Sistem Olarak İşletme
Bir yapıyı sistem olarak belirleyen özellikler işletmeler açısından da geçerlidir. Sistemlerin girdi-süreçleme-çıktı akışı işletmelerde de bulunmaktadır. İşletmelerin geribildirim mekanizmaları ve sınırları da vardır. Faaliyetlerinin başlangıç ve bitiş noktaları bellidir. İşletmelerin faaliyet gösterebilmesi için elemanlara ve bu elemanlar arasında etkileşime sahip olması gerekmektedir. Tüm bu sistem özellikleri açısından ele alındığında işletmeleri de birer sistem olarak değerlendirmek yanlış olmayacaktır. Ancak iş yapış biçimleri, örgütlenme biçimleri ve yönetim biçimleri gibi etkenlerden dolayı her bir işletme birbirinden farklılık göstermektedir.
İşletme tanımını sistem yaklaşımı açısından verecek olursak; İşletme, insan ihtiyaçlarını karşılamak üzere çevreden aldığı girdileri sistematik bir biçimde işleyerek mamul/hizmet ve/veya mala dönüştüren açık bir sistemdir.
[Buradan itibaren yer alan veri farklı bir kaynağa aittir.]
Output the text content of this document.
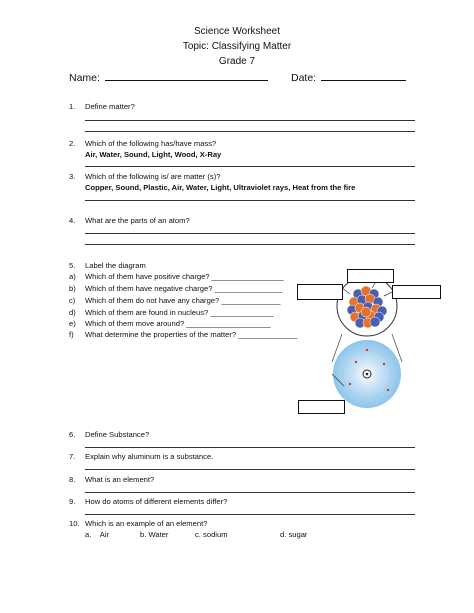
Science Worksheet
Topic: Classifying Matter
Grade 7
Name:	Date:
1.	Define matter?
2.	Which of the following has/have mass?
Air, Water, Sound, Light, Wood, X-Ray
3.	Which of the following is/ are matter (s)?
Copper, Sound, Plastic, Air, Water, Light, Ultraviolet rays, Heat from the fire
4.	What are the parts of an atom?
5.	Label the diagram
a) Which of them have positive charge? _________________
b) Which of them have negative charge? ________________
c) Which of them do not have any charge? ______________
d) Which of them are found in nucleus? _______________
e) Which of them move around? ____________________
f) What determine the properties of the matter? ______________
6.	Define Substance?
7.	Explain why aluminum is a substance.
8.	What is an element?
9.	How do atoms of different elements differ?
10. Which is an example of an element?
a. Air	b. Water	c. sodium	d. sugar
İşletmelerin faaliyetlerini yürütmesi sırasında da faaliyetlerle ilgili veriler oluşmaktadır. Faaliyet sistemi, işletmelerin bir faaliyeti nasıl yürüttüklerini; diğer bir ifadeyle iş akışlarını tanımlamaktadır. Faaliyetlerin yürütülmesi sırasında oluşan verileri de bilgiye dönüştüren sistem bilgi sistemi olarak adlandırılmaktadır.
Alt Bilgi Sistemleri
Sistem teorisi, birbirleriyle ilişkili olan sistemler arasında, tıpkı sistem içinde yer alan elemanlar arasındaki etkileşim gibi bir etkileşimin olduğunu belirtmektedir. Bu etkileşim, bir sistemin çıktısının başka bir sistemin veya başka sistemlerin girdisi olabileceğini ifade etmektedir. Bu durum sistemler hiyerarşisi olarak adlandırılmaktadır.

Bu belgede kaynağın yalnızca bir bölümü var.